Toutefois, le rapport souligne qu’aucune initiative concrète n’a été prise pour aborder les séquelles de la décennie écoulée durant laquelle l’Algérie a été confrontée à une crise des droits humains d’une ampleur effroyable. Aucune enquête approfondie, indépendante et impartiale n’a été effectuée sur les atteintes massives aux droits humains commises depuis 1992 et qui constituent des crimes contre l’humanité.
Citons notamment les dizaines de milliers d’homicides, les milliers de cas de torture imputables aux groupes armés ainsi qu’aux forces de sécurité et aux milices armées par l’État, et les milliers de personnes « disparues » après leur arrestation par les forces de sécurité ou les milices armées par l’État. En outre, les autorités algériennes continuent de nier la responsabilité des agents de l’État dans la pratique établie des violations des droits fondamentaux au cours de la décennie écoulée.
L’organisation réitère son appel à tous les groupes armés afin qu’ils cessent immédiatement de prendre les civils pour cible et respectent le droit le plus fondamental de la personne humaine, à savoir le droit à la vie.

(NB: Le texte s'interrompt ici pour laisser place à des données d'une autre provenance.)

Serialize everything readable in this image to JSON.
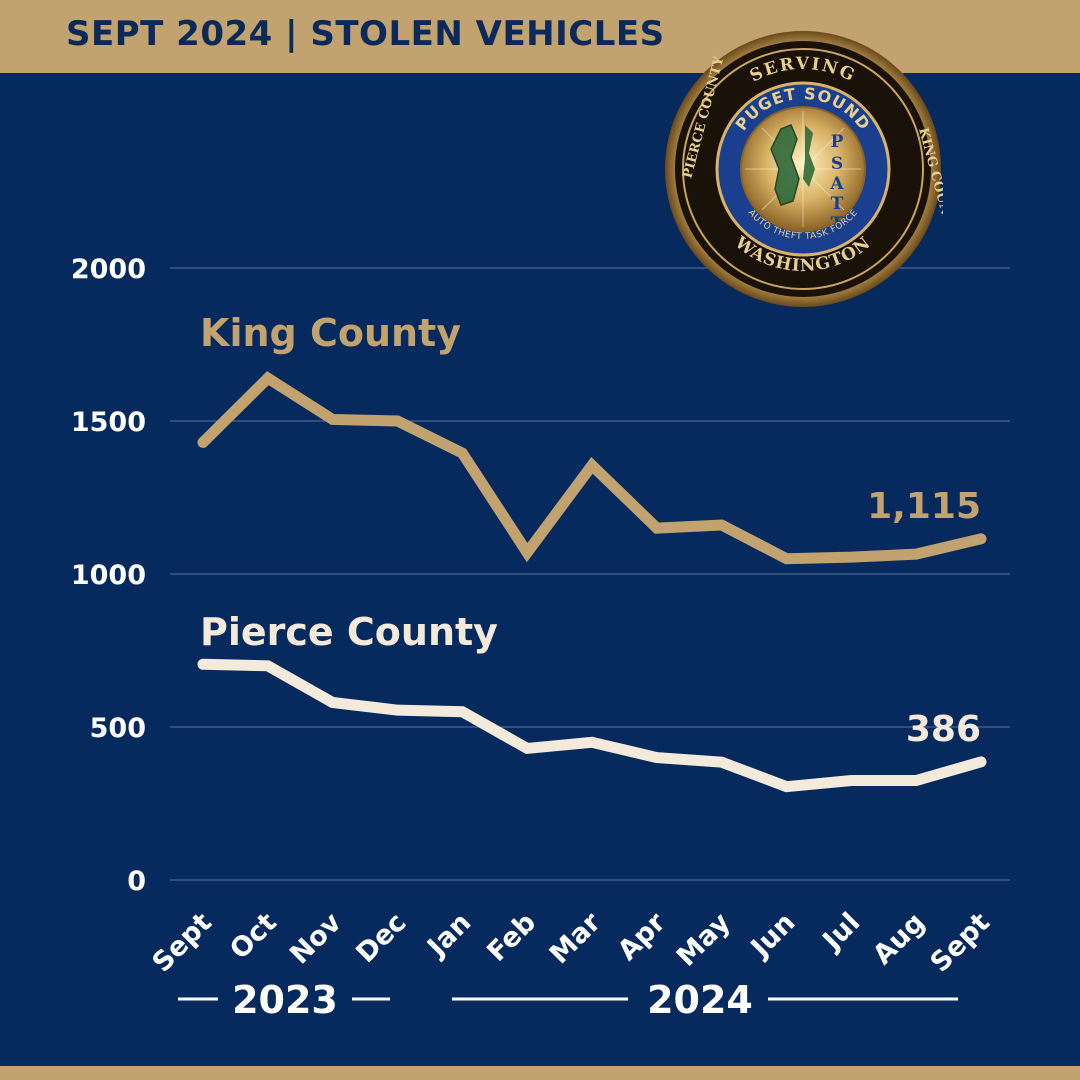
{
  "header": {
    "title": "SEPT 2024 | STOLEN VEHICLES"
  },
  "seal": {
    "text_top": "SERVING",
    "text_left": "PIERCE COUNTY",
    "text_right": "KING COUNTY",
    "text_bottom": "WASHINGTON",
    "text_inner_top": "PUGET SOUND",
    "text_inner_bottom": "AUTO THEFT TASK FORCE",
    "acronym": "PSATT"
  },
  "colors": {
    "background": "#062a5e",
    "gold": "#c2a26e",
    "cream": "#f3eadb",
    "navy_text": "#0b2a5a"
  },
  "chart_data": {
    "type": "line",
    "categories": [
      "Sept",
      "Oct",
      "Nov",
      "Dec",
      "Jan",
      "Feb",
      "Mar",
      "Apr",
      "May",
      "Jun",
      "Jul",
      "Aug",
      "Sept"
    ],
    "year_groups": [
      {
        "label": "2023",
        "start": 0,
        "end": 3
      },
      {
        "label": "2024",
        "start": 4,
        "end": 12
      }
    ],
    "ylim": [
      0,
      2000
    ],
    "yticks": [
      0,
      500,
      1000,
      1500,
      2000
    ],
    "grid": true,
    "series": [
      {
        "name": "King County",
        "color": "#c2a26e",
        "values": [
          1430,
          1640,
          1505,
          1500,
          1395,
          1070,
          1355,
          1150,
          1160,
          1050,
          1055,
          1065,
          1115
        ],
        "end_label": "1,115"
      },
      {
        "name": "Pierce County",
        "color": "#f3eadb",
        "values": [
          705,
          700,
          580,
          555,
          550,
          430,
          450,
          400,
          385,
          305,
          325,
          325,
          386
        ],
        "end_label": "386"
      }
    ]
  }
}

Elle les prie également de mettre immédiatement un terme à la pratique consistant à enlever des femmes et des jeunes filles et à leur faire subir des viols, entre autres formes de torture.
« Les victimes de ces atteintes aux droits humains n’ont que trop attendu. Il est grand temps que leur voix soit entendue et que les promesses de changement soient remplacées par des actes », a conclu Amnesty International.